Dicho así, llega el momento de plantearse si el arte desaparecerá bajo la influencia de la IA o si, como pudiera pasarnos, habría un post arte o sea un sucedáneo que no depende de los seres humanos, hecho quizás para el consumo, pero totalmente desvalorizado bajo los paradigmas de hoy. La contradicción entre las fuerzas productivas y la forma de apropiación de estas fuerzas marca la naturaleza de estas expresiones emergentes. Si la IA resulta capaz de escribir series, novelas, cuentos, ¿qué pasará con la literatura y cómo serán vistos los autores de hoy y de ayer? Un video de los más consultados en la red YouTube es el de un realizador de cine alemán que usó la herramienta para crear una saga llamada Salt (en inglés, sal). Lo bueno de esta experiencia creativa es que el impulsor de los guiones no usa otra cosa que la propia IA, aun así, abrió la posibilidad de que los usuarios participen en la concreción del producto que se fue modificando creativamente mediante un ejercicio de democracia. El experimento funcionó en buena medida y posee un valor. Replantea la naturaleza de las creaciones y abre un camino para nuevas lógicas. Esa producción cinematográfica posee su entidad propia, ¿significa que podrá terminar el cine como lo conocemos?

Más allá de Salt con su mundo distópico que se hace con los remiendos de los públicos y a partir de la recreación de las grandes producciones; el alma humana con sus complejidades no puede ser imitada totalmente por la máquina. Más aún, lo que se espera si la IA logra acaparar los procesos es el silenciamiento de esa voz interior de los creadores y que en la poesía se manifiesta a partir del sujeto lírico. Evitar que la automatización del mercado se adueñe de todo pasa por la comprensión de que no se está debatiendo meramente acerca de derechos de autor, sino sobre la cualidad conceptual del mundo estético, la libertad de pensamiento y el acceso a la belleza como un bien común para toda la humanidad. Un mundo donde la gente es separada de los procesos de creatividad no puede decirse justo. El arte no solo es la pieza, sino su génesis, evolución y apropiación, su consumo.
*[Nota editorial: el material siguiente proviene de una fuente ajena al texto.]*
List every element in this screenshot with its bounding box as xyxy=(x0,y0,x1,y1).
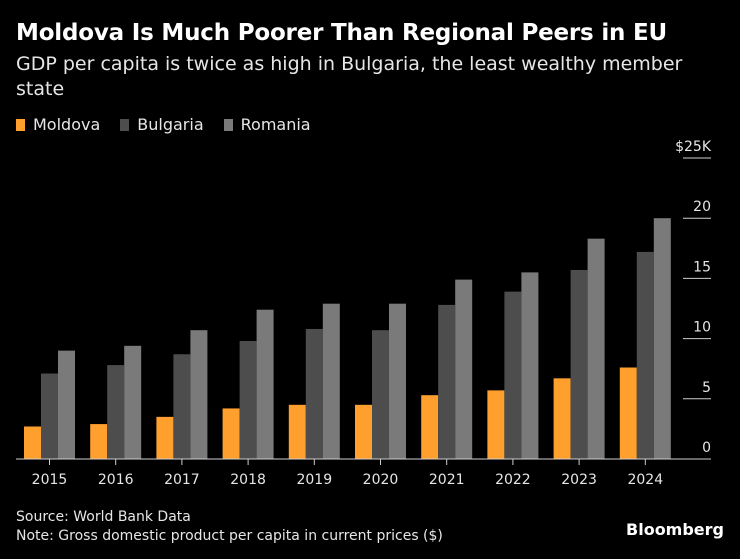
legend-label-romania: Romania xyxy=(240,115,311,134)
legend-swatch-moldova xyxy=(16,118,25,131)
footer: Source: World Bank Data Note: Gross dome… xyxy=(16,508,443,546)
bar-moldova-2015 xyxy=(24,426,41,459)
bar-bulgaria-2023 xyxy=(570,269,588,459)
bar-bulgaria-2024 xyxy=(636,251,654,459)
legend-label-bulgaria: Bulgaria xyxy=(137,115,204,134)
y-tick-label: 15 xyxy=(693,259,711,275)
bar-moldova-2016 xyxy=(90,424,108,459)
bar-romania-2019 xyxy=(322,303,340,459)
x-tick-label: 2021 xyxy=(429,472,465,488)
x-tick-label: 2022 xyxy=(495,472,531,488)
bar-bulgaria-2018 xyxy=(239,341,257,459)
legend-item-bulgaria: Bulgaria xyxy=(120,115,204,134)
legend-swatch-bulgaria xyxy=(120,118,130,131)
y-tick-label: 0 xyxy=(702,440,711,456)
x-tick-label: 2016 xyxy=(98,472,134,488)
x-tick-label: 2019 xyxy=(296,472,332,488)
y-tick-label: 5 xyxy=(702,380,711,396)
legend: Moldova Bulgaria Romania xyxy=(16,115,311,134)
bar-bulgaria-2022 xyxy=(504,291,522,459)
chart-title: Moldova Is Much Poorer Than Regional Pee… xyxy=(16,20,667,46)
bar-romania-2024 xyxy=(653,218,671,459)
bar-romania-2022 xyxy=(521,272,539,459)
x-tick-label: 2023 xyxy=(561,472,597,488)
legend-swatch-romania xyxy=(223,118,233,131)
legend-item-moldova: Moldova xyxy=(16,115,100,134)
legend-item-romania: Romania xyxy=(223,115,311,134)
y-tick-label: 10 xyxy=(693,320,711,336)
bar-romania-2018 xyxy=(256,309,274,459)
footnote: Note: Gross domestic product per capita … xyxy=(16,528,443,544)
bar-moldova-2017 xyxy=(156,416,174,459)
bar-bulgaria-2019 xyxy=(305,328,323,459)
y-tick-label: $25K xyxy=(675,139,712,155)
bar-romania-2020 xyxy=(389,303,406,459)
bar-romania-2021 xyxy=(455,279,473,459)
y-tick-label: 20 xyxy=(693,199,711,215)
bar-moldova-2018 xyxy=(222,408,240,459)
bar-moldova-2024 xyxy=(619,367,637,459)
bar-bulgaria-2017 xyxy=(173,354,191,459)
bar-bulgaria-2020 xyxy=(372,330,389,459)
legend-label-moldova: Moldova xyxy=(33,115,101,134)
x-tick-label: 2020 xyxy=(363,472,399,488)
bar-moldova-2019 xyxy=(288,404,306,459)
bloomberg-logo: Bloomberg xyxy=(626,520,724,539)
x-tick-label: 2015 xyxy=(32,472,68,488)
x-tick-label: 2024 xyxy=(627,472,663,488)
bar-romania-2016 xyxy=(124,345,142,459)
x-tick-label: 2017 xyxy=(164,472,200,488)
source-note: Source: World Bank Data xyxy=(16,509,191,525)
bar-moldova-2022 xyxy=(487,390,505,459)
chart-subtitle: GDP per capita is twice as high in Bulga… xyxy=(16,53,683,100)
bar-moldova-2020 xyxy=(355,404,372,459)
x-tick-label: 2018 xyxy=(230,472,266,488)
bar-romania-2023 xyxy=(587,238,605,459)
bar-bulgaria-2015 xyxy=(41,373,58,459)
bar-bulgaria-2016 xyxy=(107,365,125,459)
bar-romania-2015 xyxy=(58,350,75,459)
bar-bulgaria-2021 xyxy=(438,304,456,459)
bar-moldova-2021 xyxy=(421,395,439,459)
bar-romania-2017 xyxy=(190,330,208,459)
bar-moldova-2023 xyxy=(553,378,571,459)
En este sentido, la IA aplana la concepción de obra abierta y la cierra a los estamentos deconstructivos, así transforma el producto en algo diferente de lo humano y por ende con altos ribetes de alienación. En la base se debe analizar esto como un resultado de la reproducción simbólica de las relaciones de producción material.

“La narrativa de que la tecnología por sí misma va a emancipar a la humanidad ya está refutada, las fuerzas productivas y reproductivas requieren de una libertad que no se encuentra en el discurso, sino con la realidad contradictoria”.

La IA pudiera potenciar a la humanidad, si no fuera porque quienes la conciben ven a los consumidores solo como eso, sin que les interese la subjetividad en su más amplio concepto. La apertura de los códigos de estas aplicaciones y la transformación desde paradigmas democráticos desligados de la mercadotecnia pudieran ser pasos favorables en la desalienación. Pero no es concebible que un panorama así esté cerca. Lo que hemos observado en cuanto al arte opera por sustitución de la mano de obra (el artista) y por ende tiende a la automatización. La famosa escena de la película Tiempos modernos de Charlie Chaplin pareciera una premonición temprana. La máquina, no obstante, no representa en sí misma una postura clasista. Habrá que permitir que ese debate vaya más allá de los intereses de cada sector y que las cuestiones realmente de contenido se adentren en los espacios contradictorios de una conversación pendiente, determinante y de la cual tendremos que estar al tanto.